1. Use of an open oxygen source

2. The presence of an ignition source

3. A procedure at or above the level of the xiphoid process

4. Use of a flammable surgical prep solution

If the patient is at an increased risk, decrease that risk through communication during the time out. Ensure that the team is aware and write it on a white board so that it is a visual reminder. Communicate with the anesthesiologist when an open oxygen source is being used in conjunction with an electric cautery pencil.  Remember to allow the surgical prep solution to dry using a timer, ensuring manufacturer’s recommendations are met.  Also, attempt to prevent pooling of skin prep solutions on or around the patient because some of these solutions, especially if they contain alcohol, will release fumes that are highly flammable. AORN recommends using a moist towel around the surgical site when using a laser and if doing throat surgery, using moist sponge packing in the throat to help protect the endotracheal tube. These are effective because water-soaked items, such as sponges or towels, require tremendously higher temperatures to ignite compared to what is required when they are dry.
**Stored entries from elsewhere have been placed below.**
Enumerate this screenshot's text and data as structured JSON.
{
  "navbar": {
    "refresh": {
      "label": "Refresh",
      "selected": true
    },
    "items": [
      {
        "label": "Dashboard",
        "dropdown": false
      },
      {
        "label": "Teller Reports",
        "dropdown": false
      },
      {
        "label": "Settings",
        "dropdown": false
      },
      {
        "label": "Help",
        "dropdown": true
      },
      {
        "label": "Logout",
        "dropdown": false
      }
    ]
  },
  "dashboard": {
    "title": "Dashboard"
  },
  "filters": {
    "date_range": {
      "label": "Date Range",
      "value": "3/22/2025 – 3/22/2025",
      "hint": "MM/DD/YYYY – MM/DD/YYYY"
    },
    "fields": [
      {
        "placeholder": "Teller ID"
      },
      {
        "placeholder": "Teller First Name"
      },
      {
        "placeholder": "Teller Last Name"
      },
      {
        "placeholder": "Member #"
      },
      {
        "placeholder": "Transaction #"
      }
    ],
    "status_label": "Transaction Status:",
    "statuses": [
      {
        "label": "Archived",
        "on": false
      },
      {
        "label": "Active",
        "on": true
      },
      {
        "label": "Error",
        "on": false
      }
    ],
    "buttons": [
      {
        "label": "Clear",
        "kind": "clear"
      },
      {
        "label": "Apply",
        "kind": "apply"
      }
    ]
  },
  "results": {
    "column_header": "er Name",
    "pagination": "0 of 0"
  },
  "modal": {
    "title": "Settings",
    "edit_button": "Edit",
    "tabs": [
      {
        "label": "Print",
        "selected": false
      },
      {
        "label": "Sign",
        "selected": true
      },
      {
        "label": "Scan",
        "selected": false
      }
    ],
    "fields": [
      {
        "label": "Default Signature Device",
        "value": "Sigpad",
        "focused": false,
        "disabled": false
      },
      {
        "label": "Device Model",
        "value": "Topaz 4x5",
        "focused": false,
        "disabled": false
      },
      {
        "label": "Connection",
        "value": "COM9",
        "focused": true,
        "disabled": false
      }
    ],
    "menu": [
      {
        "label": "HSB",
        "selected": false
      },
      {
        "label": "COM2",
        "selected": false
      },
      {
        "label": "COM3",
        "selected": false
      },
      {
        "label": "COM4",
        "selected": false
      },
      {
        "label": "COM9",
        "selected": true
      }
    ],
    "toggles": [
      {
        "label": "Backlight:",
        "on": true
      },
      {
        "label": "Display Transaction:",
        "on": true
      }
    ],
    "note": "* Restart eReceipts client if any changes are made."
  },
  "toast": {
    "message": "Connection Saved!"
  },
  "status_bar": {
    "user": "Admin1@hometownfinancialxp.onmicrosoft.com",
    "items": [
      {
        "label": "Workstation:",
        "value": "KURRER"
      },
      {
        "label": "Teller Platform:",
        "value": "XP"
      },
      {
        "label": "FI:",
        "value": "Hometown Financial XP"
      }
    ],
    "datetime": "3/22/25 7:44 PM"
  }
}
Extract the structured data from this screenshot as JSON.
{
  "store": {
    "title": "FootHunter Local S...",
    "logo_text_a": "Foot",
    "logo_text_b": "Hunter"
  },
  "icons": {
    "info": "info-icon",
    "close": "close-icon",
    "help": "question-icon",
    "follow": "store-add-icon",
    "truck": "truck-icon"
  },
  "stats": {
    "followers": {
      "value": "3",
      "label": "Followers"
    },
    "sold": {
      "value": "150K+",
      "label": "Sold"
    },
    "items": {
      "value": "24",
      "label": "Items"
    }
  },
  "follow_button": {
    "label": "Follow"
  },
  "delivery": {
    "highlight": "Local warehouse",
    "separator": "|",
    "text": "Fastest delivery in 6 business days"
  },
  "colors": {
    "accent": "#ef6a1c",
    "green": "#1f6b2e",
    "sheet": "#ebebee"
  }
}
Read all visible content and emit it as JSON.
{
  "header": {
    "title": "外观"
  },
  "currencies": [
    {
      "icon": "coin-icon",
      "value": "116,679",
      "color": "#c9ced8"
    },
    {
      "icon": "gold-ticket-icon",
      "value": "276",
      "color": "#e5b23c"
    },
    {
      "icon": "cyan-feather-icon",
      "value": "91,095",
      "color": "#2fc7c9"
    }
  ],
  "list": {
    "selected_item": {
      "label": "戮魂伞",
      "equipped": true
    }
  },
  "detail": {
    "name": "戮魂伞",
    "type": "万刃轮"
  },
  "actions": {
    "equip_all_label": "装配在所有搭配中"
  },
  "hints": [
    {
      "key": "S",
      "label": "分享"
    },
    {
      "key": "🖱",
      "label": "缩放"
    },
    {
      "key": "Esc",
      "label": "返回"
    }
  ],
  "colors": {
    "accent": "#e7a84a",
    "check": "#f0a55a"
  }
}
Use a water-based ointment and not an oil-based ointment on the facial hair and the hair close to the surgical site. The water-based ointment requires a very high temperature to ignite the hair beneath it.

While surgical fires are not very common, there needs to be a standardized plan in place to identify, communicate, and mitigate any risk associated with it. AORN has a great fire prevention assessment protocol, fire prevention assessment tool and work sheet that is available to help you standardize your fire safety process.